Froid dans le dos ?

Ceci est l’Etidard (mais jamais trop…) titré « Ça freeze le ridicule » du n° 20 du « Clébard (à sa mémère) », périodique rennais aléatoire et irrespectueux.

« Dans le grand n’importe quoi du communautarisme, la nouveauté c’est de se retrouver le plus nombreux possible pour ne rien faire. Ça s’appelle un Flash Mob ou une Freeze. C’est inutile et ça se revendique comme tel. Ou comment réunir une foule de gens muets, sourds et trop heureux de faire comme leur voisin. Et cela alors que les 35 heures sont déjà de l’histoire ancienne, que le fichage des citoyens est devenu l’idée fixe du gouvernement, que le remboursement des soins médicaux se réduit comme peau de chagrin, que ta retraite, tintin ! mon pote, que les étrangers go home ! etc, etc… Alors le samedi 13 septembre, à 18h15, quelques centaines de personnes (la presse locale parlant de 1 200 gugusses) s’étaient donné rendez-vous Place de la mairie et rue Le Bastard. Pour quoi faire ? se demandèrent les passants qui, justement et c’est leur sale manie, passaient. Pour s’immobiliser pendant cinq minute, se « statufier ». Tout simplement. On entend déjà les spécialistes la ramener : le situationnisme est de retour et les petits-fils de Debord, Vaneigem et Khayati s’amusent à détourner les codes de la mobilisation de rue. Mais de contestation de la société marchande, point. Le freeze — puisque c’est le nom de ces étranges rassemblements — « ne porte aucun message et c’est une manifestation pacifique » selon Charles Nouyrit, l’organisateur d’une freeze party au Trocadero en mars 2008 qui rassembla, elle, 3 000 personnes.

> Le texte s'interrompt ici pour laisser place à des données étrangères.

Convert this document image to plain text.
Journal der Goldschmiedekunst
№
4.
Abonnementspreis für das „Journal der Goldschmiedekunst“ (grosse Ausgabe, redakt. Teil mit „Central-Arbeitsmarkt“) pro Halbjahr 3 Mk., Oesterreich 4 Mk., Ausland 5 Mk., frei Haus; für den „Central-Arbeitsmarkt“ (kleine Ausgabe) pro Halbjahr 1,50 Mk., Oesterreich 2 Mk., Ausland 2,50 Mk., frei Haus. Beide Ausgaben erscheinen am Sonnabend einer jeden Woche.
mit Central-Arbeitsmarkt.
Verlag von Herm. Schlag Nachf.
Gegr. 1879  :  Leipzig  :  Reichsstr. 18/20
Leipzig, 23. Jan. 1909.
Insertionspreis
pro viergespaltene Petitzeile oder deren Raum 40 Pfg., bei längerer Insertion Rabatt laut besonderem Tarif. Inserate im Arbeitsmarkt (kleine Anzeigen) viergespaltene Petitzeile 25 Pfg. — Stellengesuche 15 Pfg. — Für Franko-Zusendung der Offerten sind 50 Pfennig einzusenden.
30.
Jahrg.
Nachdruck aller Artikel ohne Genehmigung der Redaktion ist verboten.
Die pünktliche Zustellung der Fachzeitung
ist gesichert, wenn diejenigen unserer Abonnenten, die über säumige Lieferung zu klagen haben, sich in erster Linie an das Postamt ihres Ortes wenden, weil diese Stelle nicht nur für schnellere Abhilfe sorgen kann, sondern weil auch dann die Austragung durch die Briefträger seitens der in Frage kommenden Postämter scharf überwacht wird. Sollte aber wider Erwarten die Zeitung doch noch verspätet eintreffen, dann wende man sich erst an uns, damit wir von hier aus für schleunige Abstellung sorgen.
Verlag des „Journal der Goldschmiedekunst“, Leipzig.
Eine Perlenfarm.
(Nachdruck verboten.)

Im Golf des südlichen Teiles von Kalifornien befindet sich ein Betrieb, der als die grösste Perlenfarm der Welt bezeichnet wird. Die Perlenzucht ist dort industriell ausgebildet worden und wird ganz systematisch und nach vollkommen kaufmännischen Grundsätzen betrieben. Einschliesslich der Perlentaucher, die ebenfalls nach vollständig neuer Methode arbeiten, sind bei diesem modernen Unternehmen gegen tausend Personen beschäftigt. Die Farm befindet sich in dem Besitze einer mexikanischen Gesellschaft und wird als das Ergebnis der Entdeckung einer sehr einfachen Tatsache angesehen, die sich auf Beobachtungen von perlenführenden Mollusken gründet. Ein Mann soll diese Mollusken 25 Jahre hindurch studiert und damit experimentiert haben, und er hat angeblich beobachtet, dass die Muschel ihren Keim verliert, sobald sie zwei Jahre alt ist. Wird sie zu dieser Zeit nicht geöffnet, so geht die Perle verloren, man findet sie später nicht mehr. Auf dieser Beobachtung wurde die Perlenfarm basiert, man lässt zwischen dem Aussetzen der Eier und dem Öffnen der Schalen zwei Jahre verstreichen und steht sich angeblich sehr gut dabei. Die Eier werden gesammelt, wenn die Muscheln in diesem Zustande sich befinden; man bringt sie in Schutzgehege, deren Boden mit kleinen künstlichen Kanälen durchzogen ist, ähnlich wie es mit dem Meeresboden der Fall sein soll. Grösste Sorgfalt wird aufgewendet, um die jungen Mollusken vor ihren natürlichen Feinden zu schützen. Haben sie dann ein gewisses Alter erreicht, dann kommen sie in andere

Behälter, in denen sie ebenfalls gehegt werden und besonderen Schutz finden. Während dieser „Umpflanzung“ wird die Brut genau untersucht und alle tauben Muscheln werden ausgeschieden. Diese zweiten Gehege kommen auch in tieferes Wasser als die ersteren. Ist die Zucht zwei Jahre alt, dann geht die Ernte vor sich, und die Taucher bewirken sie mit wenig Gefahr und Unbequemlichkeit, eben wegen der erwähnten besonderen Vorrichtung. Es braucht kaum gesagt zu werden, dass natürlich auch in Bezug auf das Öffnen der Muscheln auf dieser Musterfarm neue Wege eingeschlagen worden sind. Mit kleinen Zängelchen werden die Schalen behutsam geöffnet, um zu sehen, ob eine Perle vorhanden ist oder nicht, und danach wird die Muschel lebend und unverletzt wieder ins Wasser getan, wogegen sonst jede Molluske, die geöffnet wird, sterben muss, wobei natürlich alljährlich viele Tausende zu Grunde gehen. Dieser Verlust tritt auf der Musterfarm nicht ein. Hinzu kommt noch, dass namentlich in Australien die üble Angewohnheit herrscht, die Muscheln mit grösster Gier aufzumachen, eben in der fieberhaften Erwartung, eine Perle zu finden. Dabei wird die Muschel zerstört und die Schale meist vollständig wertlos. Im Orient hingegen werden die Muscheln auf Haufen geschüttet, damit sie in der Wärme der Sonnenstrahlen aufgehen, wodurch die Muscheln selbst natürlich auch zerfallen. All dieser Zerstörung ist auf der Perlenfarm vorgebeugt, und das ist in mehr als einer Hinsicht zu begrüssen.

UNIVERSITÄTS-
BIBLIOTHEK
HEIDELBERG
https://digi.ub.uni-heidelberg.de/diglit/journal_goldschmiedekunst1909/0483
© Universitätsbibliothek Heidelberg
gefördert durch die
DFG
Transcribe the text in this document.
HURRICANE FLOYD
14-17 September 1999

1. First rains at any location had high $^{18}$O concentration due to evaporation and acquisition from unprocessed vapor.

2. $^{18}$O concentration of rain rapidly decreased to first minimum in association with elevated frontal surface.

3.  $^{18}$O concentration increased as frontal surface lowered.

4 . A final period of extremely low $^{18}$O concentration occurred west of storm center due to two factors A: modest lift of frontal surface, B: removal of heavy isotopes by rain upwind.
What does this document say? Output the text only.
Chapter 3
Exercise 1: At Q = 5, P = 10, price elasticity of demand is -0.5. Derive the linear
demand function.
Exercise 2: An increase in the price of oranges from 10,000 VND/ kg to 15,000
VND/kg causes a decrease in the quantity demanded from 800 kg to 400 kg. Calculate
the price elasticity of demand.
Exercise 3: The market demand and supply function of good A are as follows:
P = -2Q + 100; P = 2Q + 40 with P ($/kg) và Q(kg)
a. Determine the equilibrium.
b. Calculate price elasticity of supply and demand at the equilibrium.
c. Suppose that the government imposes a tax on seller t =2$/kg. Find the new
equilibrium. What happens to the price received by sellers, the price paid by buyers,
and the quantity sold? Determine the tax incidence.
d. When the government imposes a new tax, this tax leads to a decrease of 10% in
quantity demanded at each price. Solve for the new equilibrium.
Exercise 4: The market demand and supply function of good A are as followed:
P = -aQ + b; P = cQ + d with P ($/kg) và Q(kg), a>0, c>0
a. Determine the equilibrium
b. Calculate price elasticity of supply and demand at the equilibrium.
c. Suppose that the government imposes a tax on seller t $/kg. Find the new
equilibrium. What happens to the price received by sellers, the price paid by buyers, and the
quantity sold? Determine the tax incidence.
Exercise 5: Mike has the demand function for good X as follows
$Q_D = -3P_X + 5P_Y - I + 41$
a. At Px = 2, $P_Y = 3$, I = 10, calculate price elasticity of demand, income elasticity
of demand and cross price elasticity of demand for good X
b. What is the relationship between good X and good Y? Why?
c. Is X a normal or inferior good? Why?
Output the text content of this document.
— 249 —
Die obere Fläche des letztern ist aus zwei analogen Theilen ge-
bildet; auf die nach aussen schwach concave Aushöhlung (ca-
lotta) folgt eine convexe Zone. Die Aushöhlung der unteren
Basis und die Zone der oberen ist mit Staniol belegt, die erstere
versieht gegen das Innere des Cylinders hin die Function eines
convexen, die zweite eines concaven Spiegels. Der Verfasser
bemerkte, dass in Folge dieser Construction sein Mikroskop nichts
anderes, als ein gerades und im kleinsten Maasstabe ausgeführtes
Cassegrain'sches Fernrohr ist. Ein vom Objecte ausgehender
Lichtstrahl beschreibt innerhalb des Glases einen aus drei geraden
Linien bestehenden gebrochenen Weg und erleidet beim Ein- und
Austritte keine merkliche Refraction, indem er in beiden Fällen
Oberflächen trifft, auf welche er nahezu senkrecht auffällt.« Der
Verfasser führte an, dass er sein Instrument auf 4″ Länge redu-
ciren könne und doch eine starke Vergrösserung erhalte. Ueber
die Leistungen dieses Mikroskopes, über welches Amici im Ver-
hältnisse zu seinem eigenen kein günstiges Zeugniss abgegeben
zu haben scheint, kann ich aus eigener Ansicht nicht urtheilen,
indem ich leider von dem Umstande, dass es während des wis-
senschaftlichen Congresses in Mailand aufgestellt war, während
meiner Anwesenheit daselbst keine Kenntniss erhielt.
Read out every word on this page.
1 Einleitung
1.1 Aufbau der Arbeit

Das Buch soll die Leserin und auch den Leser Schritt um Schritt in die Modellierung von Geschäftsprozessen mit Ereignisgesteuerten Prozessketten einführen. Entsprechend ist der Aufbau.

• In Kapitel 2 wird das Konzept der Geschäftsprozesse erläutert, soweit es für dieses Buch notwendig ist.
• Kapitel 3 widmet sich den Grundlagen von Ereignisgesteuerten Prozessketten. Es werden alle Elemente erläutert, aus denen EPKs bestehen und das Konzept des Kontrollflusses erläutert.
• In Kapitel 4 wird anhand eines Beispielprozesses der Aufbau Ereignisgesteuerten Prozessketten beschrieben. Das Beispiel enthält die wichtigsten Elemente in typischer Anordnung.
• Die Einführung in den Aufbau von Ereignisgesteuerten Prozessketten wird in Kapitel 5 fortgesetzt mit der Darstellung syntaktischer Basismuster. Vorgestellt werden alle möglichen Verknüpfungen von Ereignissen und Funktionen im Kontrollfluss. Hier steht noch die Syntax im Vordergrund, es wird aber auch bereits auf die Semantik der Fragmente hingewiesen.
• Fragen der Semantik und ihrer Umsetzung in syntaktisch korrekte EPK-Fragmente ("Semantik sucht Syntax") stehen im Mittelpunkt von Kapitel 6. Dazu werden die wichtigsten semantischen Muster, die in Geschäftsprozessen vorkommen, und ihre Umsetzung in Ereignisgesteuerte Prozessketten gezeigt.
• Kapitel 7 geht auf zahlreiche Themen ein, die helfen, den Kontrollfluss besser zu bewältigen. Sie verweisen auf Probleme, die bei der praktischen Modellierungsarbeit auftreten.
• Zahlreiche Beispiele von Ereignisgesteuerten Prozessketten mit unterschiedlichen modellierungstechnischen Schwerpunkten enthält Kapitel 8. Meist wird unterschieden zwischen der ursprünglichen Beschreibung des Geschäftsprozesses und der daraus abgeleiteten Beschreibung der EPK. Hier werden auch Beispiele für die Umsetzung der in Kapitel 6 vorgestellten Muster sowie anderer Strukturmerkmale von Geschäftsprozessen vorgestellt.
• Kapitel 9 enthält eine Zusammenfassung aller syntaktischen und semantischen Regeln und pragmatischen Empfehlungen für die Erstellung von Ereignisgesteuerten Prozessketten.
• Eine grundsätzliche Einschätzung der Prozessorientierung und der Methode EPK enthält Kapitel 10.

Rennes a donc eu sa freeze. La réunion des participants s’est faite via le site communautaro-carriériste Facebook.com et parfois grâce au relais de sites plus renno-rennais. Boris, freezeur rennais et heureux explique que « c’est une démonstration de guérilla marketing » mais sans vraiment pouvoir expliquer ce que veulent dire ces gros mots. Sachez pourtant, néophytes, que la guérilla marketing c’est une forme de publicité « théorisée » par Jay Conrad Levinson, un universitaire américain. Selon lui, « la Guérilla Marketing est pour les gens qui ont des rêves ambitieux pour leur business mais un petit budget à leur disposition ». De la publicité à moindre frais avec une gueule de performance artistique, tout pour tromper le gogo en somme. Ça fait rêver… Le freeze qui s’est déroulé à Rennes il y a un mois n’est peut-être pas encore une forme déguisée de publicité. Mais que penser d’un millier de personnes qui vont où on leur dit d’aller, sans qu’aucune raison ou motivation leur ait été donnée ? De deux choses l’une : Internet apparaît certes comme un formidable instrument de mobilisation mais reste en réalité un bien pathétique émetteur de message. Et ça peut être d’autant plus inquiétant que deux heures plus tôt dans l’après-midi, ce même 13 septembre, une autre manifestation (celle-là avec message, excusez de l’archaïsme) n’a rassemblé que trois cents personnes. Là, on demandait un plus d’humanité pour les sans-papiers et un plus grand respect de la liberté d’expression (excusez de l’urgence).
Allez ! Petit doigt sur la couture du pantalon, camarade, demain avoir bien été t’immobiliser là où on t’avait dit d’aller t’immobiliser, tu voteras pour machin parce qu’on t’aura dit de voter pour machin. Et tu achèteras ce truc parce qu’on t’aura dit d’acheter ce truc. Et c’est comme ça et pas autrement.